Physicians and surgeons at UNC continue to see large numbers of uninsured ("self-pay") and underinsured (Tricare, Carolina Access) patients. In my orthopedic clinics I routinely examine patients sent by other providers in health departments or private practice. These patients are often told that the surgeon will perform hip or knee replacement "for free" because this is the state hospital.

UNC physicians provide care for servicemen and women and their dependents because, with Tricare insurance, physician reimbursement is so poor that other physicians in private practice will not accept these patients. Most patients are aware that the physicians at UNC Health Care are state employees, but they do not know that the funds for salary support for most clinical physicians must be generated, for the most part, by the income earned by seeing patients and performing operations.
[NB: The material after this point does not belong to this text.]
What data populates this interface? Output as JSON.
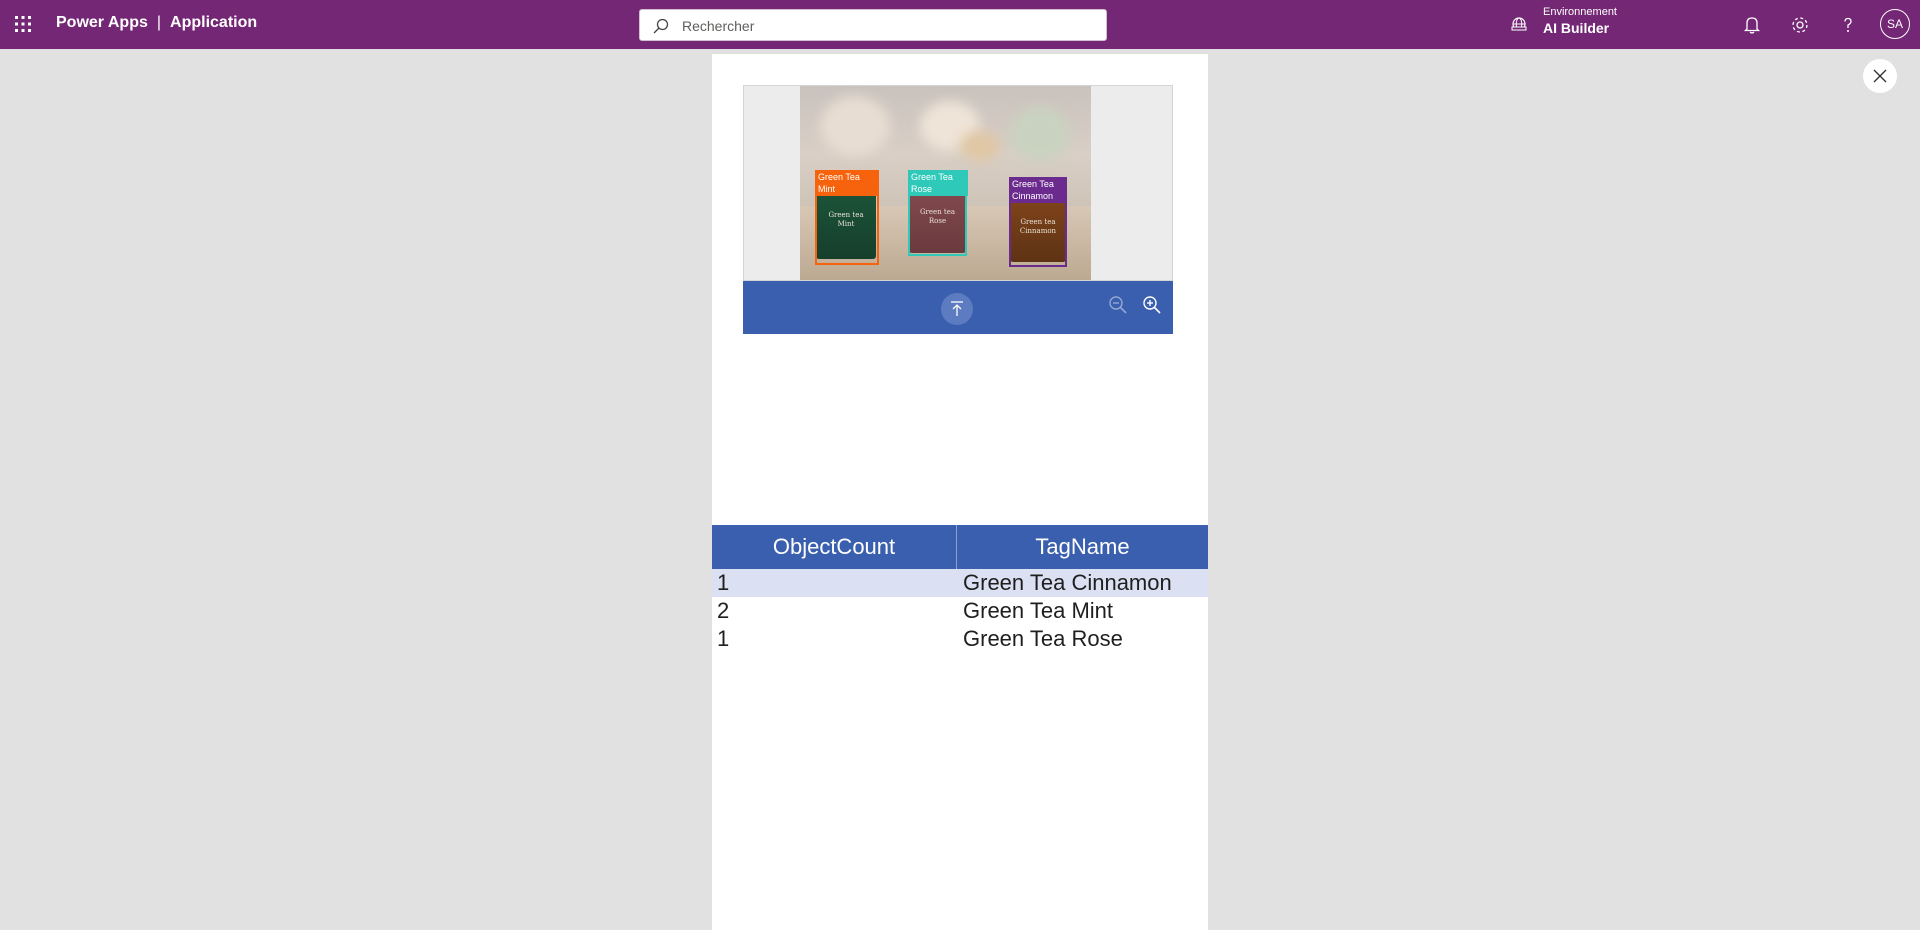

In addition, a new physician and surgeon compensation plan has been mandated by the CEO and implemented by the individual department chairs. Although the compensation plans vary, they must all include an incentive portion for work performed and income generated. Thus, physicians and surgeons will be squeezed between providing care for uninsured and underinsured patients and generating work units and income for salary supplementation.

Despite numerous guidelines to serve these patients, there will be a relative disincentive for physicians to see them and for surgeons to perform elective procedures for them. There will less incentive for many physicians to teach, write papers and textbooks and perform clinical research.

• • •

Surgeons at UNC are particularly squeezed now because of critical understaffing of the operating rooms, with shortages of nurses, technicians and aides. Operating rooms are being shut down in the early afternoon or not opened at all due to lack of enough nurses and technicians. This has reached a crisis level, so that many surgeons have reduced block time. The same number of surgeons, or more, are now competing for less operating room time.

Couple these frustrations with the fact that most UNC physicians and surgeons earn approximately 50 percent to 60 percent of what their peers in local private practice earn. In response to these problems and frustrations, many of my formerly idealistic colleagues have abandoned academic medicine at UNC to go into private practice in Durham or Raleigh, or have taken early retirement.

UNC Health Care certainly has laudable goals in attempting to generate a modest profit and "incentivizing" physician work. However, these goals are taking a tangible toll on the physicians and surgeons. Any solution to these problems of patient access to care and of physician retention must include a healthy increase in state funding for hospital services and physician salaries, not just buildings and parking decks. Otherwise there will continue to be questions raised concerning the mission of UNC Health Care to provide adequate care for all the people of the state.

(Paul Lachiewicz is a professor of orthopedics at UNC-Chapel Hill.)